De modaliteiten en de procedure voor evaluatie van het programmacontract worden bepaalt door de Regering overeenkomstig het Hoofdstuk IV van dit decreet. § 3. Bij uitzondering op § 1, kunnen de verenigingen bedoeld bij artikel 10, 1°, 1), a), genieten van een forfaitaire subsidie voor specifieke activiteiten voor een bedrag equivalent aan 10 punten bedoeld bij artikel 10, 1°, 1), a), aan de volgende voorwaarden : a) Geen personeel aanwerven bezoldigd overeenkomstig een arbeidscontract onderworpen aan de wet van 3 juli 1978 betreffende het arbeidscontract;b) Deze ook vragen bij het indienen van de aanvraag tot erkenning. De verenigingen die onderhevig zijn aan de vorige alinea kunnen niet genieten van subsidies voor werkgelegenheid.
Deze maatregel is van toepassing minstens het eerste jaar van het programmacontract bedoeld bij § 2 van dit artikel.

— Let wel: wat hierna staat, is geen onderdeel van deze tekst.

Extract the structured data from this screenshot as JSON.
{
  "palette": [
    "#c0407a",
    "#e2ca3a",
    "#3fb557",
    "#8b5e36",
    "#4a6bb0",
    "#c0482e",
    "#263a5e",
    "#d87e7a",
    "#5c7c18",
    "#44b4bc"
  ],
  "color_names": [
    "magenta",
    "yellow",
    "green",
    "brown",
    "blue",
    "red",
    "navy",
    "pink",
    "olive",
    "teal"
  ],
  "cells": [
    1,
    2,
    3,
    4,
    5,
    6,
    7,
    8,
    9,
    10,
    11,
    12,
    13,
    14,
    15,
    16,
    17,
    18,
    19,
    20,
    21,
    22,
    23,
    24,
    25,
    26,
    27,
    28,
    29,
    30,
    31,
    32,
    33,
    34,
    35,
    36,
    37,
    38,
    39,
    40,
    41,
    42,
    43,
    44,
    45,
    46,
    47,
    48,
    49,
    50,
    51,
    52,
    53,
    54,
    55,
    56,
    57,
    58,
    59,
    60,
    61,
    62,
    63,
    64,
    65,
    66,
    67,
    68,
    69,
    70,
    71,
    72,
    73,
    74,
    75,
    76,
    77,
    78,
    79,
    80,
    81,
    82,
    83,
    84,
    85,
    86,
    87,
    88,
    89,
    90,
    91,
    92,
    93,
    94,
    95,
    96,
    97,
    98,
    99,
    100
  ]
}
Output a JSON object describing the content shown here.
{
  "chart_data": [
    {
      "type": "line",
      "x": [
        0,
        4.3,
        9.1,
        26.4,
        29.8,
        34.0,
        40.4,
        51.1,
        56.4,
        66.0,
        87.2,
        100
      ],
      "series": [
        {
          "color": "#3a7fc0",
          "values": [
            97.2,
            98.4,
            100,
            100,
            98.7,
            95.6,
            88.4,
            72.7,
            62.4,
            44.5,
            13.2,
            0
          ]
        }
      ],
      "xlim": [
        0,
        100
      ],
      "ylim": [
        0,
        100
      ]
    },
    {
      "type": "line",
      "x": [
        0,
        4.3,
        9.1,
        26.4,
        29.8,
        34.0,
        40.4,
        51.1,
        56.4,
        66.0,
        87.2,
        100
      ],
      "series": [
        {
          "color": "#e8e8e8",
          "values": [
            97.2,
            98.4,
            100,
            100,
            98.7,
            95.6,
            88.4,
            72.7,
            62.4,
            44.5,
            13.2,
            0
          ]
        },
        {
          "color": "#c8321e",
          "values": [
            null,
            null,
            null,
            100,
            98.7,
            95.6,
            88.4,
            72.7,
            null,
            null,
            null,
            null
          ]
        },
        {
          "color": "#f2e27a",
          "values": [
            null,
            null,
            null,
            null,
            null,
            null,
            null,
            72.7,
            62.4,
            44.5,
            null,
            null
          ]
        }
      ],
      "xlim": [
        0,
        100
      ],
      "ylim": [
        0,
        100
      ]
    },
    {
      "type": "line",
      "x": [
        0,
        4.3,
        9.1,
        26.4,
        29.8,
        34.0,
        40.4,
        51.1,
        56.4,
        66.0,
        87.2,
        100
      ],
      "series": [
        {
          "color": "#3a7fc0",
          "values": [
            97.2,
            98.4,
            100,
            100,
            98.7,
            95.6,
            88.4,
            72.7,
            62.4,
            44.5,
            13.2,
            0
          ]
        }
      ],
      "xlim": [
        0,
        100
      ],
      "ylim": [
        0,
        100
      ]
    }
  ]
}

Indien de vereniging wenst af te zien van het voordeel van de toepassing van deze paragraaf, dient zij daartoe een aanvraag in minstens drie maanden voor het begin van het kalenderjaar gedurende hetwelk deze weigering in werking treedt. Elke weigering in de zin van deze paragraaf is onomkeerbaar.
Voor de verenigingen die onderhevig zijn aan alinea 1, worden de subsidies bedoeld bij artikel 9, alinea's 1 en 3, berekend op basis van de puntencategorie der activiteiten bedoeld bij alinea 1 van deze paragraaf.
Art. 13.De bedragen van de subsidies bedoeld bij de artikelen 9, 10, 11 en 12 genieten van een jaarlijkse indexering gebonden aan de gezondheidsindex.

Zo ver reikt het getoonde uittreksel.